A democracia brasileira está com os olhos voltados para Brasília. A partir desta sexta-feira (7), o Supremo Tribunal Federal (STF) analisa a última cartada jurídica de Jair Bolsonaro e seu núcleo duro para tentar escapar da condenação pela trama golpista que abalou as estruturas da República. É um momento de tensão e expectativa, que pode definir não apenas o destino de figuras poderosas, mas também o recado que o Brasil dará sobre ataques à democracia.
O julgamento, que acontece no plenário virtual da Primeira Turma, vai analisar os chamados “embargos de declaração”. Mas o que é isso, afinal?
Um recurso para ganhar tempo, não para mudar o placar
Vamos ser diretos: as chances de Bolsonaro e seus aliados reverterem a condenação são praticamente nulas. Os embargos de declaração são um tipo de recurso usado para apontar supostas “pontas soltas” ou contradições no texto da decisão.
Na prática, é um instrumento com pouquíssimo poder de fogo.

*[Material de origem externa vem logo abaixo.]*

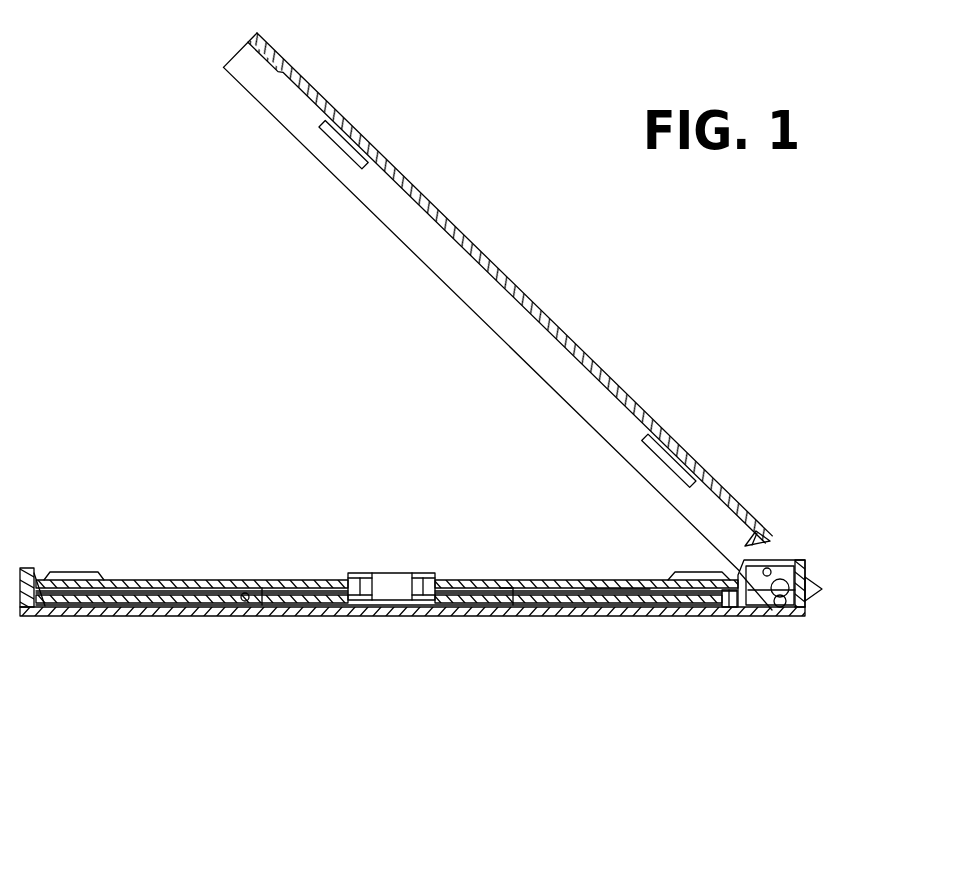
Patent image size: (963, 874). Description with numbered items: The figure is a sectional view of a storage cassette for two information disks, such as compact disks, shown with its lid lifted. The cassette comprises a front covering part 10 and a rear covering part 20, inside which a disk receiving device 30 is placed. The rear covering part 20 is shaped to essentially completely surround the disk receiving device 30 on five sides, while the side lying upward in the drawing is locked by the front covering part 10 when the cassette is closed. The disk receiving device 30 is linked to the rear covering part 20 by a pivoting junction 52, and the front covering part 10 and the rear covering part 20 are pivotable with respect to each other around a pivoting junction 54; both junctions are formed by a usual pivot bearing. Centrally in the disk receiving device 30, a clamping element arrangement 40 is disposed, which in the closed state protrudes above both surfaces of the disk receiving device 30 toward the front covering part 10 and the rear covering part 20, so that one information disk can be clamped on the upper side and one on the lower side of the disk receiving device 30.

The front covering part 10 is at (508, 265).
The rear covering part 20 is at (244, 628).
The disk receiving device 30 is at (190, 578).
The clamping element arrangement 40 is at (386, 566).
The pivoting junction 52 is at (783, 566).
The pivoting junction 54 is at (808, 592).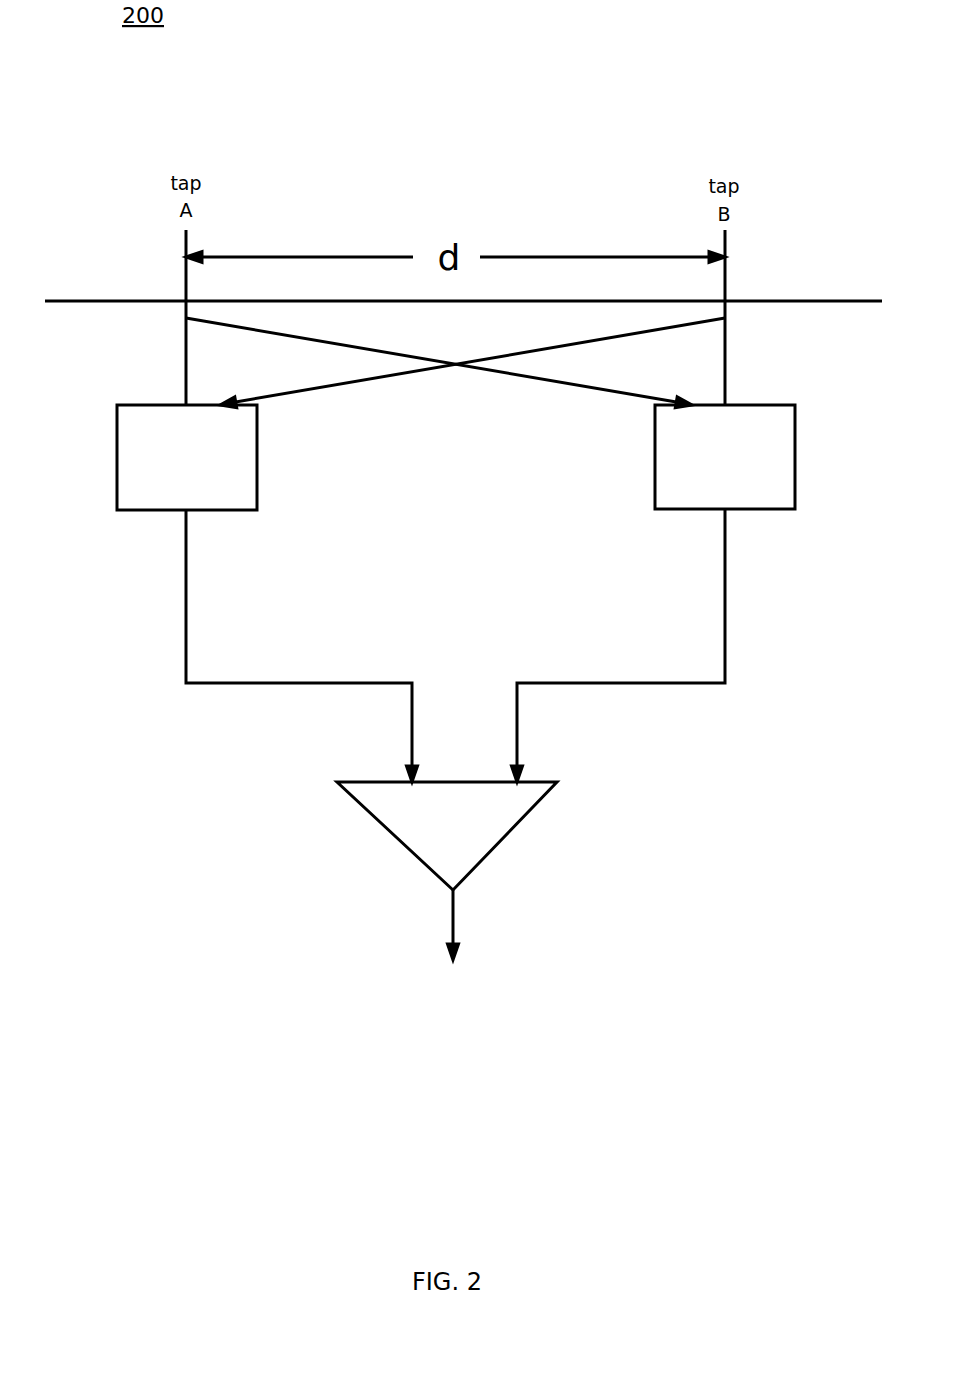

Ele não serve para mudar o resultado do jogo, apenas para pedir um “esclarecimento” sobre as regras depois que a partida já terminou.
O relator, ministro Alexandre de Moraes, será o primeiro a votar, e a tendência histórica do STF é rejeitar esse tipo de recurso de forma rápida. O placar, desta vez, contará com os votos de Cristiano Zanin, Cármen Lúcia e Flávio Dino. Luiz Fux, que votou pela absolvição de Bolsonaro anteriormente, migrou para a Segunda Turma e não participa, deixando o caminho ainda mais claro.
O que acontece se o recurso for negado?
É aqui que a história fica séria. Com a rejeição dos recursos, a condenação se torna definitiva (o chamado trânsito em julgado), e a conta finalmente chega. O fantasma da prisão se torna uma realidade concreta para o ex-presidente e seus comparsas.
Para Bolsonaro, o destino pode ser o Complexo Penitenciário da Papuda, em Brasília, ou uma sala de Estado-Maior. A defesa, no entanto, já acena com a possibilidade de pedir prisão domiciliar, alegando questões de saúde, uma estratégia semelhante à que beneficiou o ex-presidente Fernando Collor. A decisão final sobre onde e como a pena será cumprida caberá a Moraes.
Quem são os condenados e quais são as penas?
A lista de condenados inclui o alto escalão do governo Bolsonaro, figuras que ocuparam postos-chave e participaram ativamente da conspiração contra o Estado Democrático de Direito. As penas são pesadas e refletem a gravidade dos crimes:
- Jair Bolsonaro (ex-presidente): 27 anos e três meses.
- Walter Braga Netto (ex-ministro e candidato a vice): 26 anos.
- Almir Garnier (ex-comandante da Marinha): 24 anos.
- Anderson Torres (ex-ministro da Justiça): 24 anos.
- Augusto Heleno (ex-chefe do GSI): 21 anos.
- Paulo Sérgio Nogueira (ex-ministro da Defesa): 19 anos.
- Alexandre Ramagem (ex-diretor da Abin): 16 anos, um mês e 15 dias.
Vale notar que Mauro Cid, ex-ajudante de ordens de Bolsonaro e personagem central que virou o jogo com sua delação premiada, não recorreu. Ele já cumpre sua pena em regime aberto, um sinal claro de que a colaboração com a Justiça teve seu preço e seus benefícios.
Um capítulo decisivo para a República
Este julgamento não é apenas um procedimento burocrático. É o clímax de uma longa batalha pela responsabilização daqueles que flertaram com a ruptura democrática. A decisão que sairá do STF nos próximos dias não definirá apenas o futuro político e pessoal de um ex-presidente e seus generais, mas também enviará uma mensagem poderosa sobre o preço de se atentar contra a democracia no Brasil. A impunidade, ao que tudo indica, está com os dias contados.